Started by deanwebb, March 17, 2017, 06:11:39 PM

Previous topic - Next topic

deanwebb

Now, about my saga and why this image will now be used in all my network diagrams to represent the IPS: :problem?:

We went with the perimeter DHCP guys to change the DNS server in the DMZ to be 8.8.8.8 and that didn't help things. We went back to the IPS because it was the big change from right before the wireless went south and even though we had ruled it out before, we had to look at it again because that's what you do when you have no fresh ideas. You start opening things up massively.

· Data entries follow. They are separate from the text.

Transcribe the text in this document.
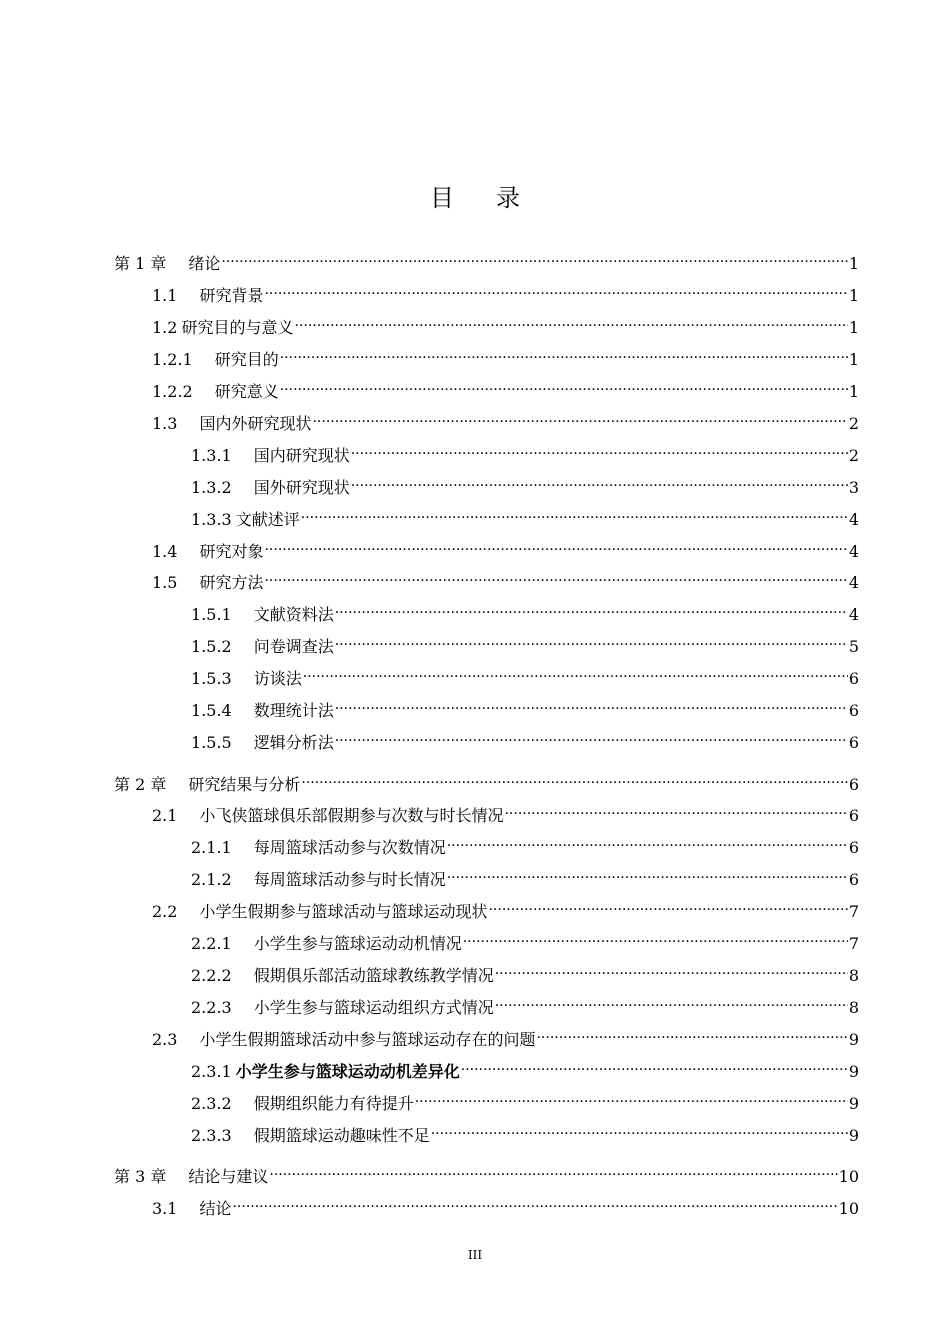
目 录
第 1 章 绪论 .....	1
1.1 研究背景 .....	1
1.2 研究目的与意义 .....	1
1.2.1 研究目的 .....	1
1.2.2 研究意义 .....	1
1.3 国内外研究现状 .....	2
1.3.1 国内研究现状 .....	2
1.3.2 国外研究现状 .....	3
1.3.3 文献述评 .....	4
1.4 研究对象 .....	4
1.5 研究方法 .....	4
1.5.1 文献资料法 .....	4
1.5.2 问卷调查法 .....	5
1.5.3 访谈法 .....	6
1.5.4 数理统计法 .....	6
1.5.5 逻辑分析法 .....	6
第 2 章 研究结果与分析 .....	6
2.1 小飞侠篮球俱乐部假期参与次数与时长情况 .....	6
2.1.1 每周篮球活动参与次数情况 .....	6
2.1.2 每周篮球活动参与时长情况 .....	6
2.2 小学生假期参与篮球活动与篮球运动现状 .....	7
2.2.1 小学生参与篮球运动动机情况 .....	7
2.2.2 假期俱乐部活动篮球教练教学情况 .....	8
2.2.3 小学生参与篮球运动组织方式情况 .....	8
2.3 小学生假期篮球活动中参与篮球运动存在的问题 .....	9
2.3.1 小学生参与篮球运动动机差异化 .....	9
2.3.2 假期组织能力有待提升 .....	9
2.3.3 假期篮球运动趣味性不足 .....	9
第 3 章 结论与建议 .....	10
3.1 结论 .....	10
III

We put it into layer 2 fallback, no luck. Thanks, IPS, I think that proves even more it's not you.

I get captures of the bad traffic and a capture from where things are going good, and I see about 50% of the packets going to and coming from the authentication servers marked as "Bad TCP" where it's broken and 0% marked "Bad TCP" where it's working fine.

:wha?:

I show that to my boss, who then puts the IPS into bypass mode, not layer 2 fallback. The problem goes away.

Here's what we missed:

1. Legacy guest traffic crossed the IPS once: at the perimeter.
2. The new guest wireless network traffic crossed the IPS every time it went back and forth between it and the authentication server.
3. The new IPS actually *worked* for the amount of traffic we had crossing it.

That last one was the kicker. The old IPS was overwhelmed by the traffic, so we only had occasional glitches in registering. The old IPS simply failed to touch the traffic, most of the time. The new one could actually look at ALL the traffic, so the filter that interfered with registration traffic actually started doing its job... about 90% of the time... we could still use a larger IPS, I guess.

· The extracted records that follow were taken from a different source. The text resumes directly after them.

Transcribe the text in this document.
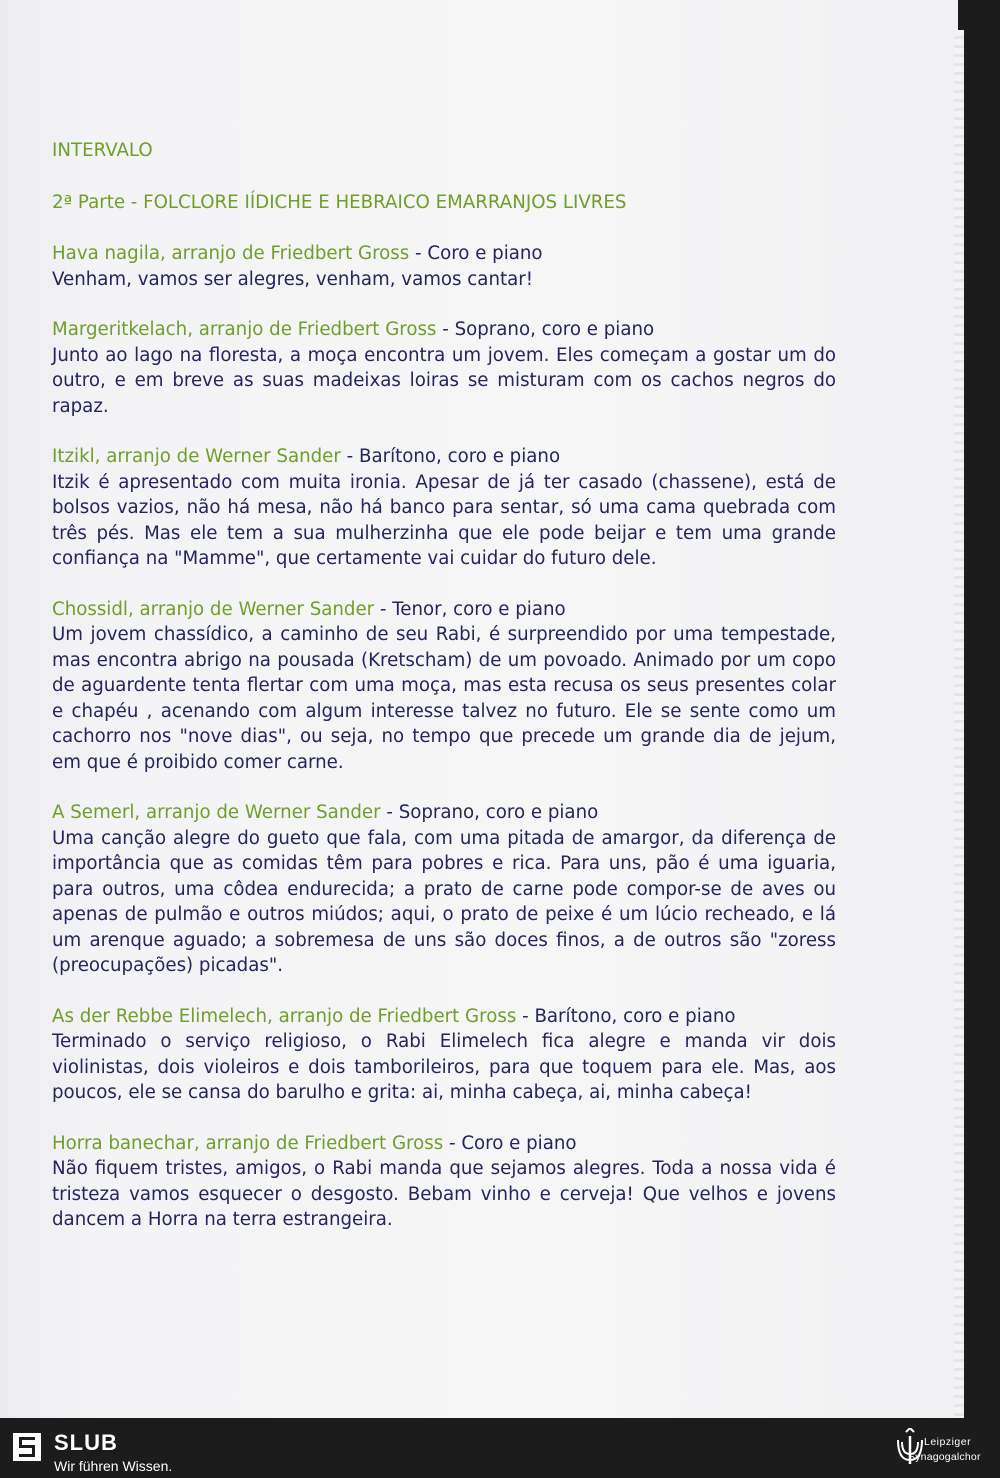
INTERVALO
2ª Parte - FOLCLORE IÍDICHE E HEBRAICO EMARRANJOS LIVRES
Hava nagila, arranjo de Friedbert Gross - Coro e piano
Venham, vamos ser alegres, venham, vamos cantar!
Margeritkelach, arranjo de Friedbert Gross - Soprano, coro e piano
Junto ao lago na floresta, a moça encontra um jovem. Eles começam a gostar um do outro, e em breve as suas madeixas loiras se misturam com os cachos negros do rapaz.
Itzikl, arranjo de Werner Sander - Barítono, coro e piano
Itzik é apresentado com muita ironia. Apesar de já ter casado (chassene), está de bolsos vazios, não há mesa, não há banco para sentar, só uma cama quebrada com três pés. Mas ele tem a sua mulherzinha que ele pode beijar e tem uma grande confiança na "Mamme", que certamente vai cuidar do futuro dele.
Chossidl, arranjo de Werner Sander - Tenor, coro e piano
Um jovem chassídico, a caminho de seu Rabi, é surpreendido por uma tempestade, mas encontra abrigo na pousada (Kretscham) de um povoado. Animado por um copo de aguardente tenta flertar com uma moça, mas esta recusa os seus presentes colar e chapéu , acenando com algum interesse talvez no futuro. Ele se sente como um cachorro nos "nove dias", ou seja, no tempo que precede um grande dia de jejum, em que é proibido comer carne.
A Semerl, arranjo de Werner Sander - Soprano, coro e piano
Uma canção alegre do gueto que fala, com uma pitada de amargor, da diferença de importância que as comidas têm para pobres e rica. Para uns, pão é uma iguaria, para outros, uma côdea endurecida; a prato de carne pode compor-se de aves ou apenas de pulmão e outros miúdos; aqui, o prato de peixe é um lúcio recheado, e lá um arenque aguado; a sobremesa de uns são doces finos, a de outros são "zoress (preocupações) picadas".
As der Rebbe Elimelech, arranjo de Friedbert Gross - Barítono, coro e piano
Terminado o serviço religioso, o Rabi Elimelech fica alegre e manda vir dois violinistas, dois violeiros e dois tamborileiros, para que toquem para ele. Mas, aos poucos, ele se cansa do barulho e grita: ai, minha cabeça, ai, minha cabeça!
Horra banechar, arranjo de Friedbert Gross - Coro e piano
Não fiquem tristes, amigos, o Rabi manda que sejamos alegres. Toda a nossa vida é tristeza vamos esquecer o desgosto. Bebam vinho e cerveja! Que velhos e jovens dancem a Horra na terra estrangeira.
SLUB
Wir führen Wissen.
Leipziger
Synagogalchor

But with the new IPS actually working on traffic as it criss-crossed that path, it was ripping apart our authentication traffic. Since the auth server also provided DNS services, other traffic was slowed down as the DNS resolution traffic was ripped apart by the IPS.

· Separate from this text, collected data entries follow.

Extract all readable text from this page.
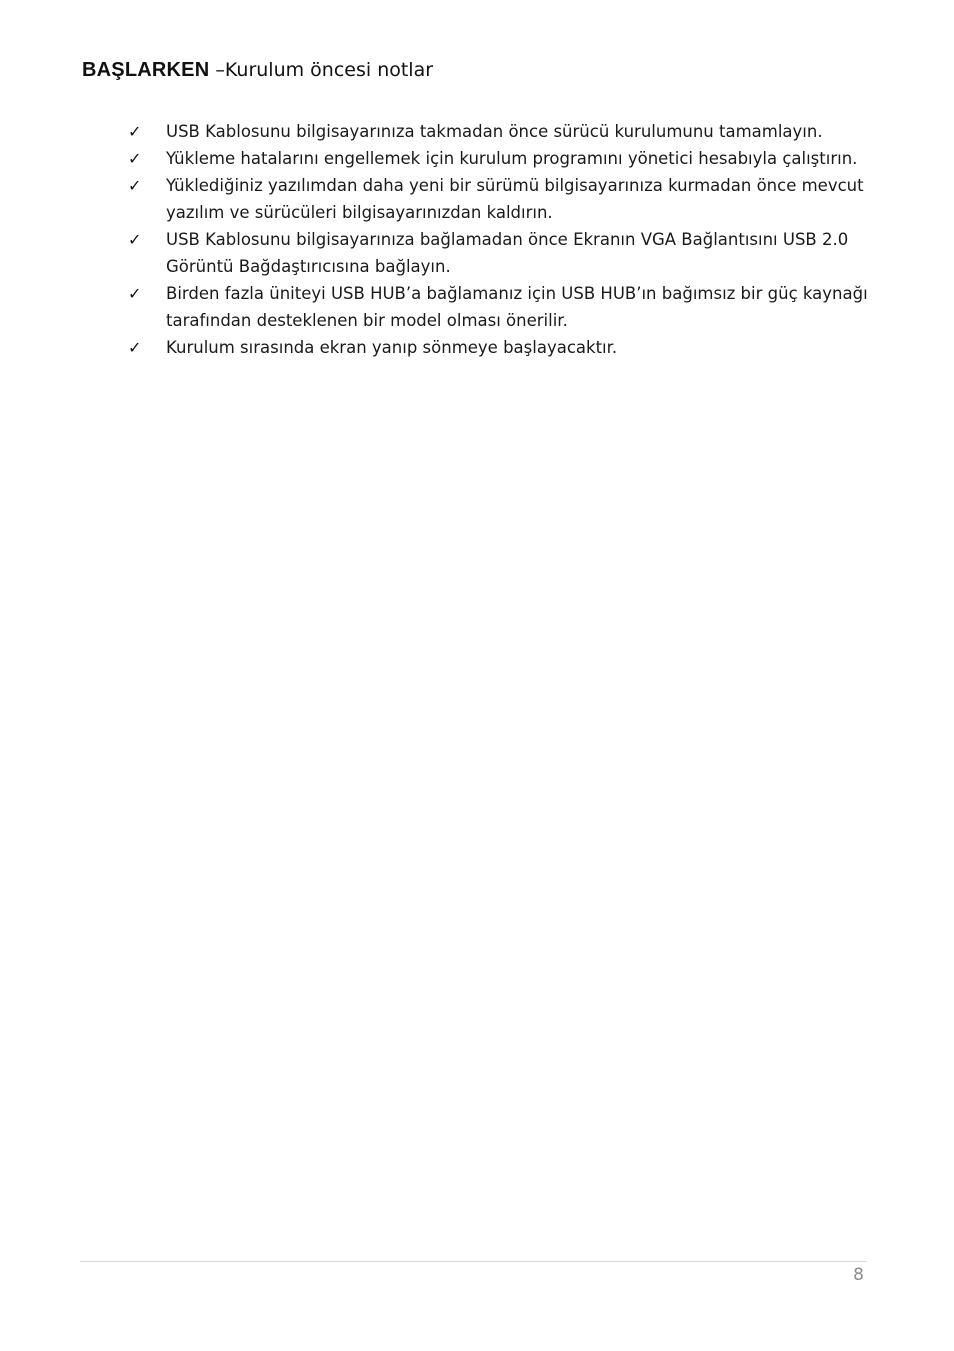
BAŞLARKEN –Kurulum öncesi notlar
✓	USB Kablosunu bilgisayarınıza takmadan önce sürücü kurulumunu tamamlayın.
✓	Yükleme hatalarını engellemek için kurulum programını yönetici hesabıyla çalıştırın.
✓	Yüklediğiniz yazılımdan daha yeni bir sürümü bilgisayarınıza kurmadan önce mevcut yazılım ve sürücüleri bilgisayarınızdan kaldırın.
✓	USB Kablosunu bilgisayarınıza bağlamadan önce Ekranın VGA Bağlantısını USB 2.0 Görüntü Bağdaştırıcısına bağlayın.
✓	Birden fazla üniteyi USB HUB’a bağlamanız için USB HUB’ın bağımsız bir güç kaynağı tarafından desteklenen bir model olması önerilir.
✓	Kurulum sırasında ekran yanıp sönmeye başlayacaktır.
8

We put an exemption in to ignore traffic to and from the auth server, but the IPS still went mad dog on it. Eventually, we got the filter tuned and other stuff set up so that it wouldn't attack registration and DNS traffic.

Lesson learned: that IPS is like a horror movie villain. You can't kill it through normal means, and if you give it more power, your nightmares will multiply.
Take a baseball bat and trash all the routers, shout out "IT'S A NETWORK PROBLEM NOW, SUCKERS!" and then peel out of the parking lot in your Ferrari.
"The world could perish if people only worked on things that were easy to handle." -- Vladimir Savchenko
Вопросы есть? Вопросов нет! | BCEB: Belkin Certified Expert Baffler | "Plan B is Plan A with an element of panic." -- John Clarke
Accounting is architecture, remember that!
Air gaps are high-latency Internet connections.

Otanx

Oh, IPS issues. We had a vendor say 0% packet loss on a 10G pipe. What they didn't say, and was found in testing is that 0% packet loss != 0% not-inspected. So the IPS could handle about 4G/s of traffic. If the traffic sat in the buffer for more than Xms it would forward it without doing inspection. Look at their dashboard, and 0% packet loss. There is no display for not-inspected packets.

-Otanx

deanwebb

What I also learned from the captures is that there are a LOT of retransmits when those packets are sitting in a buffer, thereby adding to the traffic already not being inspected.
Take a baseball bat and trash all the routers, shout out "IT'S A NETWORK PROBLEM NOW, SUCKERS!" and then peel out of the parking lot in your Ferrari.
"The world could perish if people only worked on things that were easy to handle." -- Vladimir Savchenko
Вопросы есть? Вопросов нет! | BCEB: Belkin Certified Expert Baffler | "Plan B is Plan A with an element of panic." -- John Clarke
Accounting is architecture, remember that!
Air gaps are high-latency Internet connections.